The food was awesome - our annual “Reformation Buffet.”
That message leads people to Hell...
That article is wrong on so many levels, I don’t even know where to begin.
If people like that are teaching that garbage in Divinity schools, I can see how people who do not read and study their Bible’s as often as they should can get misled. Wow! The ignorance is amazing!
Given the number of folks burned for reading scriptures in their own tongue, I’m not surprised there is rejoicing at the Reformation...or better called, Restoration.
After all, the Orthodox had cut loose the Roman Catholic Church hundreds of years earlier.
And while it is sad to see a church slip into apostasy, it is glorious that not all follow!
In contrast, Catholics do not begin with the question of How much do we need to believe? but with the attitude Look at all the wonderful stuff we get to believe!
He gets it. The Protestant apologetic on this forum has always struck me as minimalist; that Protestants seek to know the absolute minimum required for salvation. They seem to me to obsess over that minimum, and never to look beyond it.
This impression, on my part, is based on almost 10 years of reading Protestant apologetics on this forum.
OTOH, the Catholic attitude with which I grew up, and which I still see in many Catholic parishes, is expansive. "Maximalist", if that's a word. Look at all the wonderful spiritual gifts The Lord has given us, the wonderful friends with which He has surrounded us.

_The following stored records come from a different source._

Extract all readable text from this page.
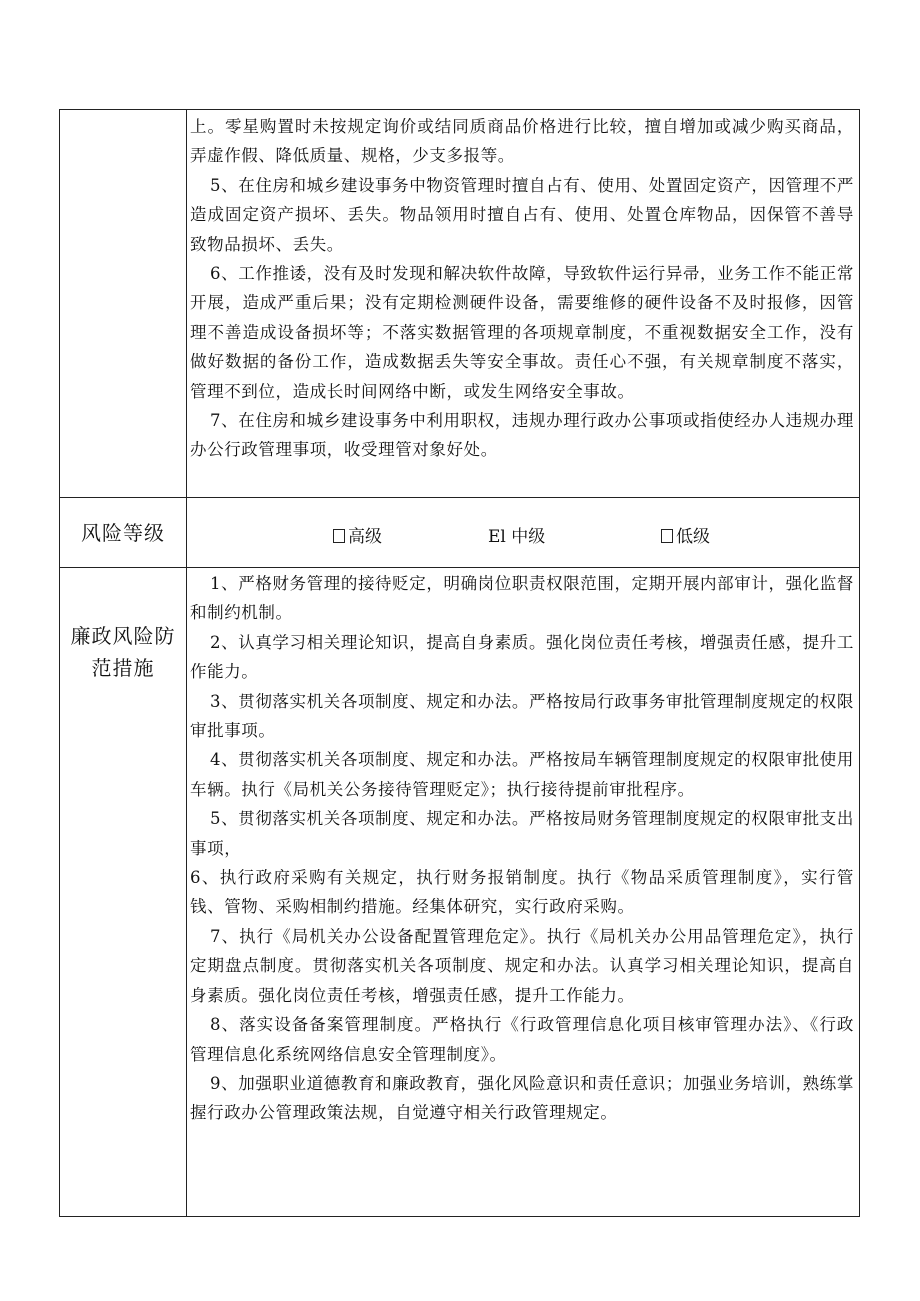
上。零星购置时未按规定询价或结同质商品价格进行比较，擅自增加或减少购买商品，弄虚作假、降低质量、规格，少支多报等。

5、在住房和城乡建设事务中物资管理时擅自占有、使用、处置固定资产，因管理不严造成固定资产损坏、丢失。物品领用时擅自占有、使用、处置仓库物品，因保管不善导致物品损坏、丢失。

6、工作推诿，没有及时发现和解决软件故障，导致软件运行异帚，业务工作不能正常开展，造成严重后果；没有定期检测硬件设备，需要维修的硬件设备不及时报修，因管理不善造成设备损坏等；不落实数据管理的各项规章制度，不重视数据安全工作，没有做好数据的备份工作，造成数据丢失等安全事故。责任心不强，有关规章制度不落实，管理不到位，造成长时间网络中断，或发生网络安全事故。

7、在住房和城乡建设事务中利用职权，违规办理行政办公事项或指使经办人违规办理办公行政管理事项，收受理管对象好处。

风险等级	高级	El 中级	低级
廉政风险防范措施

1、严格财务管理的接待贬定，明确岗位职责权限范围，定期开展内部审计，强化监督和制约机制。

2、认真学习相关理论知识，提高自身素质。强化岗位责任考核，增强责任感，提升工作能力。

3、贯彻落实机关各项制度、规定和办法。严格按局行政事务审批管理制度规定的权限审批事项。

4、贯彻落实机关各项制度、规定和办法。严格按局车辆管理制度规定的权限审批使用车辆。执行《局机关公务接待管理贬定》；执行接待提前审批程序。

5、贯彻落实机关各项制度、规定和办法。严格按局财务管理制度规定的权限审批支出事项，

6、执行政府采购有关规定，执行财务报销制度。执行《物品采质管理制度》，实行管钱、管物、采购相制约措施。经集体研究，实行政府采购。

7、执行《局机关办公设备配置管理危定》。执行《局机关办公用品管理危定》，执行定期盘点制度。贯彻落实机关各项制度、规定和办法。认真学习相关理论知识，提高自身素质。强化岗位责任考核，增强责任感，提升工作能力。

8、落实设备备案管理制度。严格执行《行政管理信息化项目核审管理办法》、《行政管理信息化系统网络信息安全管理制度》。

9、加强职业道德教育和廉政教育，强化风险意识和责任意识；加强业务培训，熟练掌握行政办公管理政策法规，自觉遵守相关行政管理规定。
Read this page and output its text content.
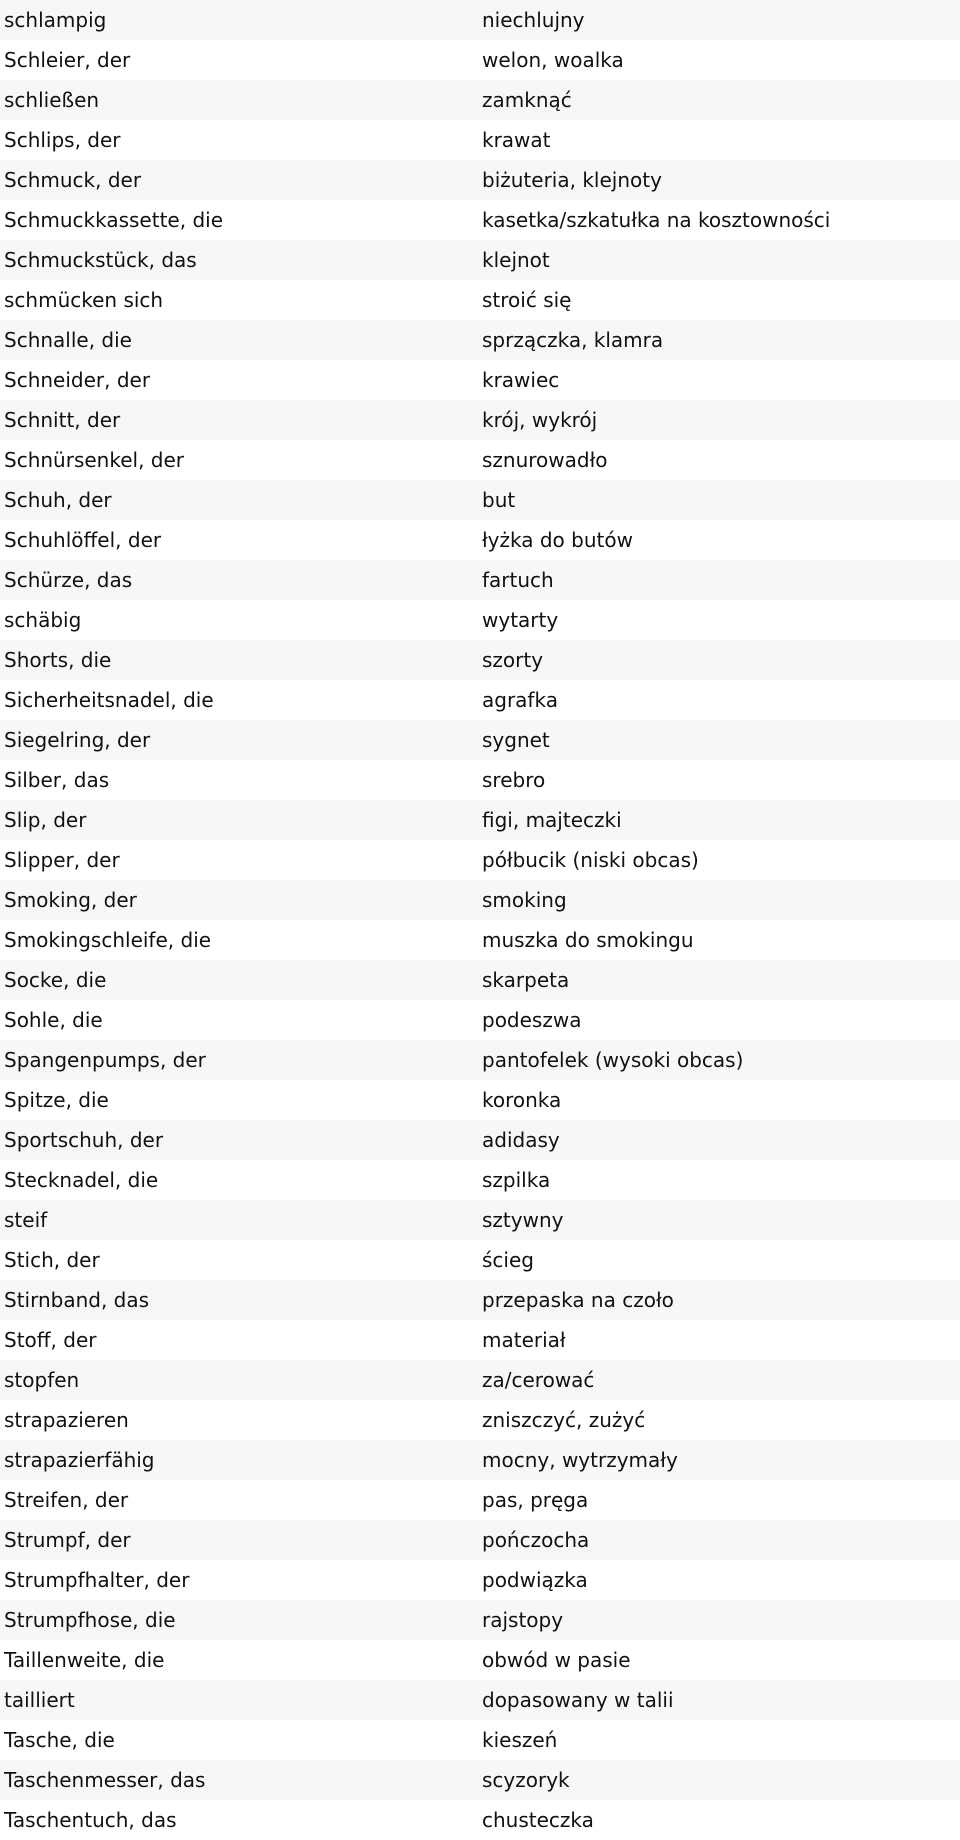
schlampig	niechlujny
Schleier, der	welon, woalka
schließen	zamknąć
Schlips, der	krawat
Schmuck, der	biżuteria, klejnoty
Schmuckkassette, die	kasetka/szkatułka na kosztowności
Schmuckstück, das	klejnot
schmücken sich	stroić się
Schnalle, die	sprzączka, klamra
Schneider, der	krawiec
Schnitt, der	krój, wykrój
Schnürsenkel, der	sznurowadło
Schuh, der	but
Schuhlöffel, der	łyżka do butów
Schürze, das	fartuch
schäbig	wytarty
Shorts, die	szorty
Sicherheitsnadel, die	agrafka
Siegelring, der	sygnet
Silber, das	srebro
Slip, der	figi, majteczki
Slipper, der	półbucik (niski obcas)
Smoking, der	smoking
Smokingschleife, die	muszka do smokingu
Socke, die	skarpeta
Sohle, die	podeszwa
Spangenpumps, der	pantofelek (wysoki obcas)
Spitze, die	koronka
Sportschuh, der	adidasy
Stecknadel, die	szpilka
steif	sztywny
Stich, der	ścieg
Stirnband, das	przepaska na czoło
Stoff, der	materiał
stopfen	za/cerować
strapazieren	zniszczyć, zużyć
strapazierfähig	mocny, wytrzymały
Streifen, der	pas, pręga
Strumpf, der	pończocha
Strumpfhalter, der	podwiązka
Strumpfhose, die	rajstopy
Taillenweite, die	obwód w pasie
tailliert	dopasowany w talii
Tasche, die	kieszeń
Taschenmesser, das	scyzoryk
Taschentuch, das	chusteczka
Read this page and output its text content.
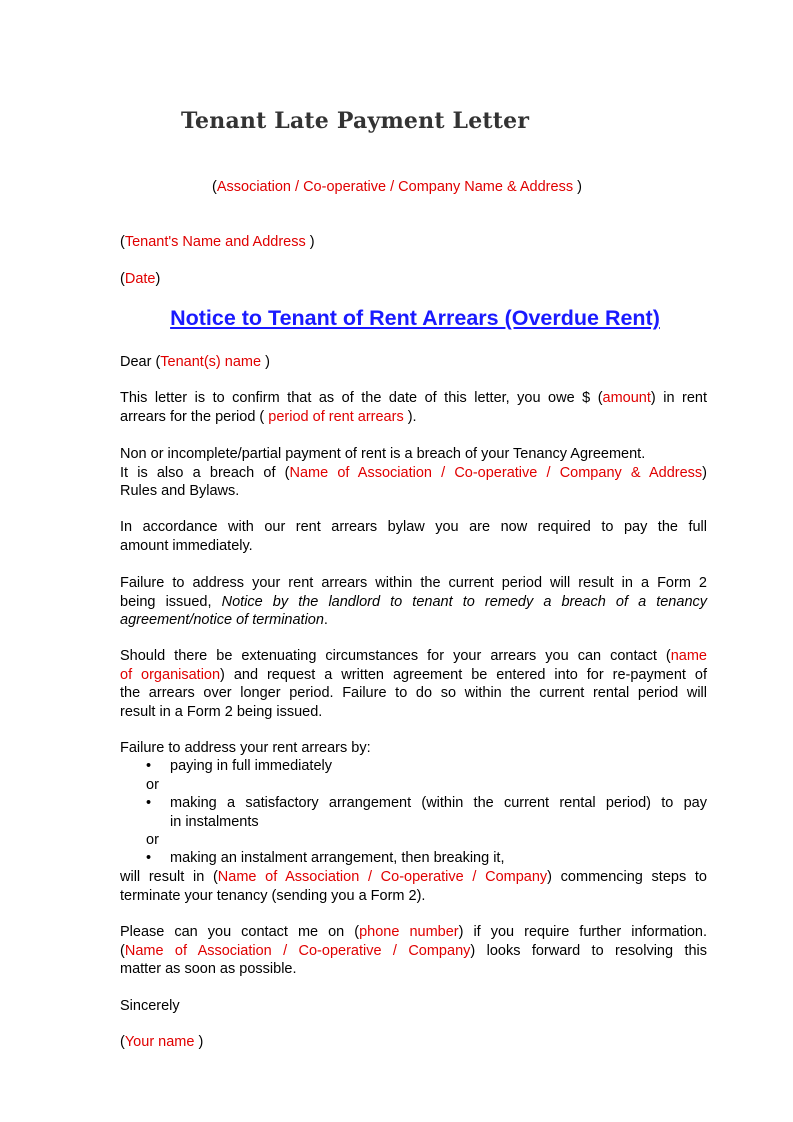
Tenant Late Payment Letter
(Association / Co-operative / Company Name & Address )
(Tenant's Name and Address )
(Date)
Notice to Tenant of Rent Arrears (Overdue Rent)
Dear (Tenant(s) name )
This letter is to confirm that as of the date of this letter, you owe $ (amount) in rent
arrears for the period ( period of rent arrears ).
Non or incomplete/partial payment of rent is a breach of your Tenancy Agreement.
It is also a breach of (Name of Association / Co-operative / Company & Address)
Rules and Bylaws.
In accordance with our rent arrears bylaw you are now required to pay the full
amount immediately.
Failure to address your rent arrears within the current period will result in a Form 2
being issued, Notice by the landlord to tenant to remedy a breach of a tenancy
agreement/notice of termination.
Should there be extenuating circumstances for your arrears you can contact (name
of organisation) and request a written agreement be entered into for re-payment of
the arrears over longer period. Failure to do so within the current rental period will
result in a Form 2 being issued.
Failure to address your rent arrears by:
• paying in full immediately
or
• making a satisfactory arrangement (within the current rental period) to pay
in instalments
or
• making an instalment arrangement, then breaking it,
will result in (Name of Association / Co-operative / Company) commencing steps to
terminate your tenancy (sending you a Form 2).
Please can you contact me on (phone number) if you require further information.
(Name of Association / Co-operative / Company) looks forward to resolving this
matter as soon as possible.
Sincerely
(Your name )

Protestants, particularly of the Evangelical bent, speak often of a "personal relationship with Christ". And that's fine, in so far as it goes.
It's just not the whole story.
It seems to me that Christ wishes to have a familial relationship with Him, His Father, and His Holy Spirit ... and that implies a fraternal relationship with all other believers in this world and the next.
It's not just me-n-Jesus. It's me-n-Jesus and the Father and The Holy Spirit and all the Choirs of Angels and the whole communion of saints at the Wedding Feast of The Lamb. Hurrah!
The reformers were plain and simple rebelling against the Will of God.
And a slight correction needs to be made in this article. Protestantism, as it was originally cast in the Reformation, did not reflect the age of enlightenment. I think one will find ample evidence that the belief in a man-centered view is a Catholic notion that migrated to most non-Reformed churches through Joseph Arminian. Reformers maintained, and still maintain, God works out His plan and He is in control-not man.
Christians are united not because they have a headquarters in Rome. That is absolutely preposterous. Christians are united by their love of the brethren whenever they go. I can travel anywhere in the world and find common bonds with fellow believers.
I, for one, rejoice in the Reformation and God opening up the eyes of the church to the truth. Understanding the Reformation has helped me to see how arrogant mankind, including myself, can be. We are a sinful wretched lot who somehow received undeserved favor by a truly divine and loving God. I can only pray that someday God will help others to cast aside our arrogant and see the divine truth that it is He that saves us-to the praise of His great glory through our Lord Jesus.
Competition is a good thing. It keeps the Bishop of Rome from getting a swelled head.